By S Mulvihill
On the way into the Old Lab at Summerhall there is a cut out of a tree with a large stuffed tiger underneath. The simple block colours of the display draw the children, here to attend this morning of dance and play, each enjoying their own movement and discovery before the performance even begins. For that is the essence of this show; encouraging everyone present to move and be affected individually by this beautifully crafted show from Scottish Dance Theatre, where the maxim of Jean Piaget “construction is superior to instruction” reigns freely.
Once in the theatre we are all instructed to put our coats and shoes aside and sit round in a circle on the floor. There is a calm and friendly atmosphere, with members of the cast sitting amongst the audience and chatting before everyone is ready. An introduction tells us that this is a place to watch, a place to move and a place to play. Based around William Blake’s early experiences and poetry the four dancers morph into different animals, build a tree, create stunning tableaus and draw the children into another world with a delicate yet strong fluidity. They use simple devices like getting their audience to close their eyes so once opened they’re transported somewhere else, and large pieces of paper that act as leaves and are shaken to create the sound of a rainstorm. The lighting is absolutely perfectly placed, leaving the dancers in colour that emphasises the character they are being in any given moment, or washing the room to highlight the mood. The real centre of the piece is provided by Paul Bradley’s fantastic original score, played solo live with the aid of a loop pedal, a guitar and some excellent beat-boxing.

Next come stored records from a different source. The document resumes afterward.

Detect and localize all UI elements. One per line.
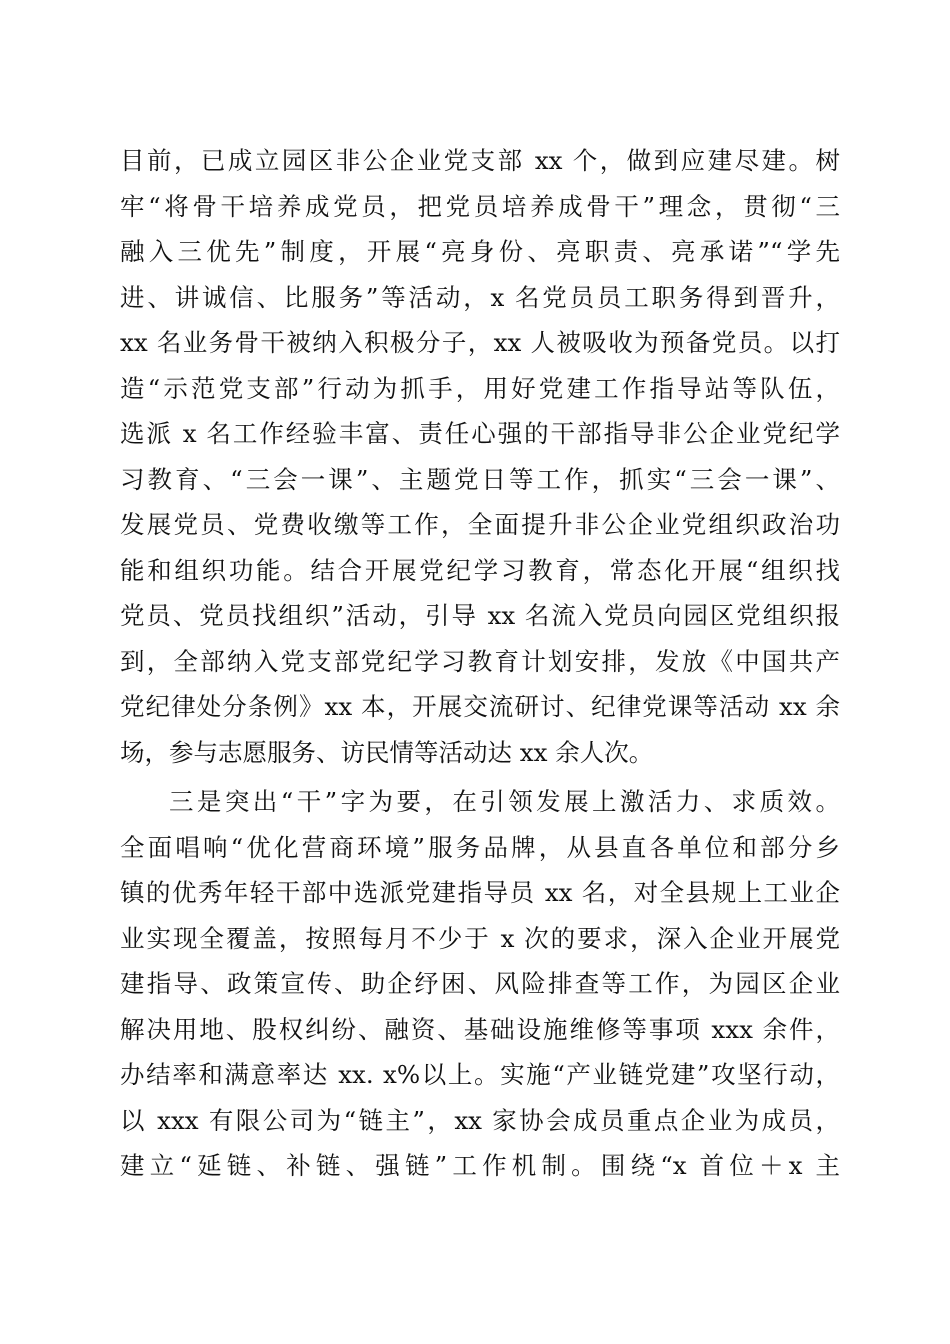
text-line: 全面唱响“优化营商环境”服务品牌，从县直各单位和部分乡 <box>120 832 840 862</box>
text-line: 融入三优先”制度，开展“亮身份、亮职责、亮承诺”“学先 <box>120 237 840 266</box>
body-text <box>120 138 840 1189</box>
paragraph-2 <box>120 779 840 1189</box>
text-line: 发展党员、党费收缴等工作，全面提升非公企业党组织政治功 <box>120 510 840 539</box>
text-line: 党纪律处分条例》xx 本，开展交流研讨、纪律党课等活动 xx 余 <box>120 692 840 721</box>
text-line: xx 名业务骨干被纳入积极分子，xx 人被吸收为预备党员。以打 <box>120 328 840 357</box>
text-line: 习教育、“三会一课”、主题党日等工作，抓实“三会一课”、 <box>120 464 840 494</box>
text-line: 目前，已成立园区非公企业党支部 xx 个，做到应建尽建。树 <box>120 146 840 175</box>
text-line: 以 xxx 有限公司为“链主”，xx 家协会成员重点企业为成员， <box>120 1105 840 1135</box>
text-line: 解决用地、股权纠纷、融资、基础设施维修等事项 xxx 余件， <box>120 1014 840 1044</box>
text-line: 造“示范党支部”行动为抓手，用好党建工作指导站等队伍， <box>120 373 840 403</box>
text-line: 牢“将骨干培养成党员，把党员培养成骨干”理念，贯彻“三 <box>120 191 840 221</box>
text-line: 办结率和满意率达 xx. x%以上。实施“产业链党建”攻坚行动， <box>120 1060 840 1089</box>
text-line: 能和组织功能。结合开展党纪学习教育，常态化开展“组织找 <box>120 555 840 585</box>
text-line: 到，全部纳入党支部党纪学习教育计划安排，发放《中国共产 <box>120 646 840 676</box>
text-line: 场，参与志愿服务、访民情等活动达 xx 余人次。 <box>120 737 654 767</box>
text-line: 选派 x 名工作经验丰富、责任心强的干部指导非公企业党纪学 <box>120 419 840 448</box>
text-line: 建立“延链、补链、强链”工作机制。围绕“x 首位＋x 主 <box>120 1151 840 1180</box>
paragraph-1 <box>120 138 840 775</box>
text-line: 建指导、政策宣传、助企纾困、风险排查等工作，为园区企业 <box>120 969 840 998</box>
text-line: 进、讲诚信、比服务”等活动，x 名党员员工职务得到晋升， <box>120 282 840 312</box>
text-line: 三是突出“干”字为要，在引领发展上激活力、求质效。 <box>169 787 840 816</box>
text-line: 镇的优秀年轻干部中选派党建指导员 xx 名，对全县规上工业企 <box>120 878 840 907</box>
text-line: 业实现全覆盖，按照每月不少于 x 次的要求，深入企业开展党 <box>120 923 840 953</box>
text-line: 党员、党员找组织”活动，引导 xx 名流入党员向园区党组织报 <box>120 601 840 630</box>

There are very few shows aimed at, or even suitable for, young children at the fringe. It is refreshing to have a company so prepared, so willing even, to allow children to be children and engage fully in their own way. No one is concerned when a toddler wanders off around the stage, as Scottish Dance Theatre create a safe environment where expression is paramount. Altogether this is a well designed performance that anyone with a young child in Edinburgh should do their best to catch.